Please note that the following document, although believed to be correct at the time of issue, may not represent the current position of the CRA.
Prenez note que ce document, bien qu'exact au moment émis, peut ne pas représenter la position actuelle de l'ARC.
March 10, 1988
Mr. Keith Harding Revenue Canada Taxation Specialty Rulings, Foreign Section 88 Metcalfe Street, 3rd Floor Ottawa, Ontario
Dear Mr. Harding:
Re: Foreign non-business-income tax credit on U.S. source pension income
Further to our recent conversations, we are writing to you regarding the calculation of the foreign non-business-income tax credit in the following hypothetical situation:
1. A taxpayer is a U.S. citizen residing in Canada.
2. The taxpayer is in receipt of pension income (non-social security) from the U.S. government.

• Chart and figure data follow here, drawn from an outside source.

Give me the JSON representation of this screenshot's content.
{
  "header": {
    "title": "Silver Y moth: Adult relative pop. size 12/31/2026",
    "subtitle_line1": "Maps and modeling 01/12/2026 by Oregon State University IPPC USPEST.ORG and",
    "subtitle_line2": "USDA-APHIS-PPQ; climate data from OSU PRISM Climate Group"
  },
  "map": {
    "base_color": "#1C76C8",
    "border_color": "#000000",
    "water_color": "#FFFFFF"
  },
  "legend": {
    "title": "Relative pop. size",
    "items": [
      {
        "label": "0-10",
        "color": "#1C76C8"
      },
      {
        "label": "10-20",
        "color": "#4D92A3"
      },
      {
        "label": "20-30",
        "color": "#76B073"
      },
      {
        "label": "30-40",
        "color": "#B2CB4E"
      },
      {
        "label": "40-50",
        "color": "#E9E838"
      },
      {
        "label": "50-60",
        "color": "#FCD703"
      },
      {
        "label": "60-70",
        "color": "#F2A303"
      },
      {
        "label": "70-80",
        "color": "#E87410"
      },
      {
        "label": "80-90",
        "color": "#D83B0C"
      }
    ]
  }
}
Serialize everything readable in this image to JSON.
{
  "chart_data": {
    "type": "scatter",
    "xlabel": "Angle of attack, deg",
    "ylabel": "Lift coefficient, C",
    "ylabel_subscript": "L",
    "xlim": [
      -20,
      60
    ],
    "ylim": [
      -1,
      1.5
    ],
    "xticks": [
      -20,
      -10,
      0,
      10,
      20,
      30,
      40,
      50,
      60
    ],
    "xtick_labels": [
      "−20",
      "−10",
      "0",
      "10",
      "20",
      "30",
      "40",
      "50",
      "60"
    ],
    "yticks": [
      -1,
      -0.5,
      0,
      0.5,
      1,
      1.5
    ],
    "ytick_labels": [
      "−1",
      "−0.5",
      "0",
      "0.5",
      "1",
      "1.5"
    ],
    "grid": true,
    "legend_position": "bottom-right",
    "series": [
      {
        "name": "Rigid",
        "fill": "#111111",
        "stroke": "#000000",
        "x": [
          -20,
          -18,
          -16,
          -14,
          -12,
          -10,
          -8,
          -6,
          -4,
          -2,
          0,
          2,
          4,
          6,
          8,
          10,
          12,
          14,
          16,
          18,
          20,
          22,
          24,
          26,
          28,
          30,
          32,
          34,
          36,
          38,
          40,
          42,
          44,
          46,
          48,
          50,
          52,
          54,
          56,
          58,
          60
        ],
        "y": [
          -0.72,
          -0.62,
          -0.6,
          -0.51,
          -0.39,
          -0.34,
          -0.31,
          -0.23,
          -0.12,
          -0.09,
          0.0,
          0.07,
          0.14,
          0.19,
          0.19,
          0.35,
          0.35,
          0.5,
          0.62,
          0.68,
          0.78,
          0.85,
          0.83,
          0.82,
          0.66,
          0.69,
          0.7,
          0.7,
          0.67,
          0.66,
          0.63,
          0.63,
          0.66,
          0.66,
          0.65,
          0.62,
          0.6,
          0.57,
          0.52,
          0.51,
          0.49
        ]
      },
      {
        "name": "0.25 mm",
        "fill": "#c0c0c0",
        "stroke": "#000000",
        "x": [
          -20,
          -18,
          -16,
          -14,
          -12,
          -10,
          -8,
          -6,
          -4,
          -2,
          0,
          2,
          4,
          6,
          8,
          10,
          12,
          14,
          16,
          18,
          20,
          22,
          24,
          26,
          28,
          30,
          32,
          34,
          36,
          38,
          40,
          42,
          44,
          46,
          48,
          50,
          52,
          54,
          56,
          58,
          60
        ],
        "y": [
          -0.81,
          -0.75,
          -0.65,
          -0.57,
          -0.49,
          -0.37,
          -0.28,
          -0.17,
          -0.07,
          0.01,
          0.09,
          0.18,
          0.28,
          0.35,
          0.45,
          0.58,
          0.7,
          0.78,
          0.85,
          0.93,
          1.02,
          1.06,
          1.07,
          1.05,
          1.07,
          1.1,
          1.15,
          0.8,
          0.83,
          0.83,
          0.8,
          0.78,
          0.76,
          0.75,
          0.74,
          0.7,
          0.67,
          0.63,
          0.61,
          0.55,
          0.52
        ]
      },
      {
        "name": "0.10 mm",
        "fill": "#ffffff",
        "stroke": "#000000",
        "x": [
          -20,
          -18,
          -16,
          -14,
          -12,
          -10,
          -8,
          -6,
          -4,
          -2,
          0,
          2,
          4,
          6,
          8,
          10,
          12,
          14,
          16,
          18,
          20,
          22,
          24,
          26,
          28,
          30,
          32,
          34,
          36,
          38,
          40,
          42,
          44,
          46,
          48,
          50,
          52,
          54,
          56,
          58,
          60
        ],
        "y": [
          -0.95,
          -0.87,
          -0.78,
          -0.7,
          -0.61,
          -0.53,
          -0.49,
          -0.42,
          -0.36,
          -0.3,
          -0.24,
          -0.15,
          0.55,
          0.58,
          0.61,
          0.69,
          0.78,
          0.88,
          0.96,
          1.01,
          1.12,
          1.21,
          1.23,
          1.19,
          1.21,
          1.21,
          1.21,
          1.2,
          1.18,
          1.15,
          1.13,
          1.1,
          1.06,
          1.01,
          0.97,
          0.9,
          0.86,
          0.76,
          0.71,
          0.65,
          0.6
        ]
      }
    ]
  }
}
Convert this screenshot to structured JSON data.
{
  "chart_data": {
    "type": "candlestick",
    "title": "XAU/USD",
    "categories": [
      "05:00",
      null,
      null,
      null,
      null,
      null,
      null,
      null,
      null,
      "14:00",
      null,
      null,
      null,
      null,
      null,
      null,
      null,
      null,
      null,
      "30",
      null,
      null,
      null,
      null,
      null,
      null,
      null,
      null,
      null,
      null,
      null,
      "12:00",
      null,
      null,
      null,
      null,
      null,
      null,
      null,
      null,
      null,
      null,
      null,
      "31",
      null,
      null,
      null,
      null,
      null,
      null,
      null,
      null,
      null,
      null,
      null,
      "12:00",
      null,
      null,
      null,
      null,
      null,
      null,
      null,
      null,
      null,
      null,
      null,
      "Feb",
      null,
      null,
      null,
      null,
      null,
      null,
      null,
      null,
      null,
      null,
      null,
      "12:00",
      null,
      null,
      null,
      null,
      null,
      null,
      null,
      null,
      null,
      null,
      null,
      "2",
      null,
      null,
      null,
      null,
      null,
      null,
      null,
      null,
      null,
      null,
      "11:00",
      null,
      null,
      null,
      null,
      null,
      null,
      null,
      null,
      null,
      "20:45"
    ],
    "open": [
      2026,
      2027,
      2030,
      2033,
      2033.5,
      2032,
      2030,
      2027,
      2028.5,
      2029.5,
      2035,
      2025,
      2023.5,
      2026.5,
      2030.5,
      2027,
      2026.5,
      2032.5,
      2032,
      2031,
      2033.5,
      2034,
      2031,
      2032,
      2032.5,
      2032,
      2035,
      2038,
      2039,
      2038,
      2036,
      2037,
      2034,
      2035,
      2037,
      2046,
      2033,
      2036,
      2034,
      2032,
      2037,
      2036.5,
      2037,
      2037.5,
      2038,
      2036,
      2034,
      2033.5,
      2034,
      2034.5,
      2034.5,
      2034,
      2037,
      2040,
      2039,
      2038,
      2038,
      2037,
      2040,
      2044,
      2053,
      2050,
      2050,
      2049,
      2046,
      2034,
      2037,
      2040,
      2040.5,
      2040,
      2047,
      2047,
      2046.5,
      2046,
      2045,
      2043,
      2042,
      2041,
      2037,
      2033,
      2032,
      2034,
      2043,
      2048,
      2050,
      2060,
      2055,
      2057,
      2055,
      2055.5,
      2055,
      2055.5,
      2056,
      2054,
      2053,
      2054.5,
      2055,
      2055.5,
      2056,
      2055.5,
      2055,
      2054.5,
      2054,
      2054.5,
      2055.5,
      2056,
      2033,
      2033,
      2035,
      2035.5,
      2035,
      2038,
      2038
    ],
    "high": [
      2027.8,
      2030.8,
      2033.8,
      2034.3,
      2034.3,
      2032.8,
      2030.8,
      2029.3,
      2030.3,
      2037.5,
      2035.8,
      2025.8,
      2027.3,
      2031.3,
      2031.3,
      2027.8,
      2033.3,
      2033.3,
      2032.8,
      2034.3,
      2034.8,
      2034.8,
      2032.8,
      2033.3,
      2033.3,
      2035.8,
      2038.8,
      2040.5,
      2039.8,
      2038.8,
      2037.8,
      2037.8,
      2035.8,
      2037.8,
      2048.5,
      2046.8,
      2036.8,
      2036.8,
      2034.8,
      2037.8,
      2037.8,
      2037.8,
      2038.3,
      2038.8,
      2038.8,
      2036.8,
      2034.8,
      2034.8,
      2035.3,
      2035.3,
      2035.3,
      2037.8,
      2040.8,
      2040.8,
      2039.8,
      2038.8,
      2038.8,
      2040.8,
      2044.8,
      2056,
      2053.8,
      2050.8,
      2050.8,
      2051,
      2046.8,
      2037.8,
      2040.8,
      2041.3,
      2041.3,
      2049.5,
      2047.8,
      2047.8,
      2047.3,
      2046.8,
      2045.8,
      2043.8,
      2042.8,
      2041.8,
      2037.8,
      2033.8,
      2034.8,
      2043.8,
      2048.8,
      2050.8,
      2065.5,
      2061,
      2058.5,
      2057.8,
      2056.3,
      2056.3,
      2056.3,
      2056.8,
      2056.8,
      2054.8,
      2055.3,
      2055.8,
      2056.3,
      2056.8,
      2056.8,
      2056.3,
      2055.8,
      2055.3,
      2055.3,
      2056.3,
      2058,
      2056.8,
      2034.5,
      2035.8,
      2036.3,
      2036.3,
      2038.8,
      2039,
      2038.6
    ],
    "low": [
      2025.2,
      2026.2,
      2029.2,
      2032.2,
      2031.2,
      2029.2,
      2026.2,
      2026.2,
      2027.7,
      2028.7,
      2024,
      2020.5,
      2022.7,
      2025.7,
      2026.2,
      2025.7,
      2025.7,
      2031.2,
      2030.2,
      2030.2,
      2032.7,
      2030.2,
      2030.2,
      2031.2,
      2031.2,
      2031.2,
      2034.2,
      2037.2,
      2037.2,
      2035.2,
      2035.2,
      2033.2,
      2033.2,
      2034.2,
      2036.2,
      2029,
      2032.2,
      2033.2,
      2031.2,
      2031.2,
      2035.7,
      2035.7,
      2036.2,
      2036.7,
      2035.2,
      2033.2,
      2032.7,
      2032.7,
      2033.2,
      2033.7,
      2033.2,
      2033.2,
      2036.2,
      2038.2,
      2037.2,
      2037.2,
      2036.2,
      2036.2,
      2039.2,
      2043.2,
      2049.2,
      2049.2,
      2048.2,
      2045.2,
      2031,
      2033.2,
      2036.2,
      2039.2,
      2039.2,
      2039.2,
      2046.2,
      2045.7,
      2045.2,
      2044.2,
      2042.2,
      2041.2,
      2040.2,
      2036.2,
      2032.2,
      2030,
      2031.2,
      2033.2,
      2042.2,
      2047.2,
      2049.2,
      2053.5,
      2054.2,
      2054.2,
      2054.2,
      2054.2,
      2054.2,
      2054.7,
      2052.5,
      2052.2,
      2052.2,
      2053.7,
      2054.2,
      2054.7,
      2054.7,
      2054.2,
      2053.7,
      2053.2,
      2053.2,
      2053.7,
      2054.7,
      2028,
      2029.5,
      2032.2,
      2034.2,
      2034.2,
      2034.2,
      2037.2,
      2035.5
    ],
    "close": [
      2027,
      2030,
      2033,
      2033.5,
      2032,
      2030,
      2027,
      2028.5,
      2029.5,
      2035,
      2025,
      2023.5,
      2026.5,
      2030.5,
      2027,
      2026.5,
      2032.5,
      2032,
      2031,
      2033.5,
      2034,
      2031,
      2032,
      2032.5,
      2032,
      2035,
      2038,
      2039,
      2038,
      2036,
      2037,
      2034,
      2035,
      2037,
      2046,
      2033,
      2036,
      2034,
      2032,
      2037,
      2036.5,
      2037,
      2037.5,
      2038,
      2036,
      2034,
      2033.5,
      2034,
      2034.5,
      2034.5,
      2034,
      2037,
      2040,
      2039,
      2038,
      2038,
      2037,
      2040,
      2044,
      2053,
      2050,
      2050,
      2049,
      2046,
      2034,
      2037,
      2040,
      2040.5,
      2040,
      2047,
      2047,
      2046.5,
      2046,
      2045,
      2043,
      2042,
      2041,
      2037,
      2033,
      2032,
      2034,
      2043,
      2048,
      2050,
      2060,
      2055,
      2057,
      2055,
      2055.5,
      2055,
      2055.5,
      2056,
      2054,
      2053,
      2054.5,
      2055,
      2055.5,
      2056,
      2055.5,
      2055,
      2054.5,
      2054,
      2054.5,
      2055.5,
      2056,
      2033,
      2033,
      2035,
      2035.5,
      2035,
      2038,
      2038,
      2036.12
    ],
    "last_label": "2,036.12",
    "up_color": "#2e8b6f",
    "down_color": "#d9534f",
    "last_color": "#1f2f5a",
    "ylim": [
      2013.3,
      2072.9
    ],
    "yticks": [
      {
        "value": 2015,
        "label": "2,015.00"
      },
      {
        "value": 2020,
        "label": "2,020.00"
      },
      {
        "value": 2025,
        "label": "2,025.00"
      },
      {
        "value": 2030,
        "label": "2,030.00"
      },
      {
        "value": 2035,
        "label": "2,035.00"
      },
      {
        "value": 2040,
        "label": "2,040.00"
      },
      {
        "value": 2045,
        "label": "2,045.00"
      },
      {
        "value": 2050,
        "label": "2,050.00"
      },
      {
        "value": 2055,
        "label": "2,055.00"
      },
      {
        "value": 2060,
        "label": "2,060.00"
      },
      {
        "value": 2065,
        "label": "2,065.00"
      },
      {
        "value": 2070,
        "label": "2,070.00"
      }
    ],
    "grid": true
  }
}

3. The U.S. average rate of tax on the pension income is in excess of 15% (assume 30%).
In our view, a taxpayer in these circumstances is entitled to a Canadian foreign non-business-income tax credit in excess of 15% of his gross U.S. source pension income.
All references herein to Articles are to provisions of the 1980 Canada-U.S. Income Tax Convention ("the Treaty"). All other statutory references are to the Income Tax Act - Canada ("the Act").
Reasons
1. Pension income (other than social security benefits) arising in the United States and paid to a resident of Canada is generally limited to 15% tax in the United States pursuant to Article XVIII, subparagraph 2(a).
2. However, paragraph 2 of Article XVIII is not applicable in respect of a U.S. citizen resident in Canada by virtue of the saving clause in Article XXIX, paragraph 2, as no exception is provided in paragraph 3. Accordingly, the United States is not restricted to a limit of a 15% tax on pension payments arising in the United States and paid to a U.S. citizen resident in Canada.
3. The full amount of income tax imposed by the United States on pension income arising in the United States and paid to a U.S. citizen resident in Canada is included as the taxpayer's "non-business income tax" pursuant to paragraph 126(7)(c). No portion is excluded pursuant to subparagraph 126(7)(c)(ii) by virtue of deductibility pursuant to subsection 20(11). Subsection 20(11) is only applicable to income from property (other than real property) that is income from a source outside Canada. Pension income is not income from property under subdivision b but, rather, is another source of income under subdivision d, pursuant to subparagraph 56(1)(a)(i).
4. A Canadian resident taxpayer is only limited in claiming a non-business foreign tax credit pursuant to subsection 126(1) by reference to the lesser of his non-business income tax and his Canadian tax otherwise payable as computed pursuant to paragraph 126(1)(b). No other limitation is imposed in claiming this credit under the Act by reference to citizenship or any other factor.
5. As a U.S. citizen resident in Canada is not restricted from claiming full non-business income foreign tax credit in Canada in respect of U.S. source pension income, no relief is required pursuant to Article XXIV. In particular, subparagraph 4(a) of Article XXIV only provides Canada's agreement to allow this credit which is already the affected taxpayer's right under Canadian domestic law. While subparagraph 4(a) does state that Canada need not provide a credit in excess of the amount of tax that would be paid to the United States if the resident were not a U.S. citizen, this has no effect in the circumstances. While Canada need not provide such credit, such credit is, in fact, provided under Canadian domestic law and could only be limited by specific amendment of that law. The purpose of Article XXIV is to deal with particular cases of double taxation which arise as a result of anomalous provisions in each of the two jurisdictions. In the circumstances in question, no such anomaly arises, no double tax is exigible and no relief under the Treaty is required or provided for.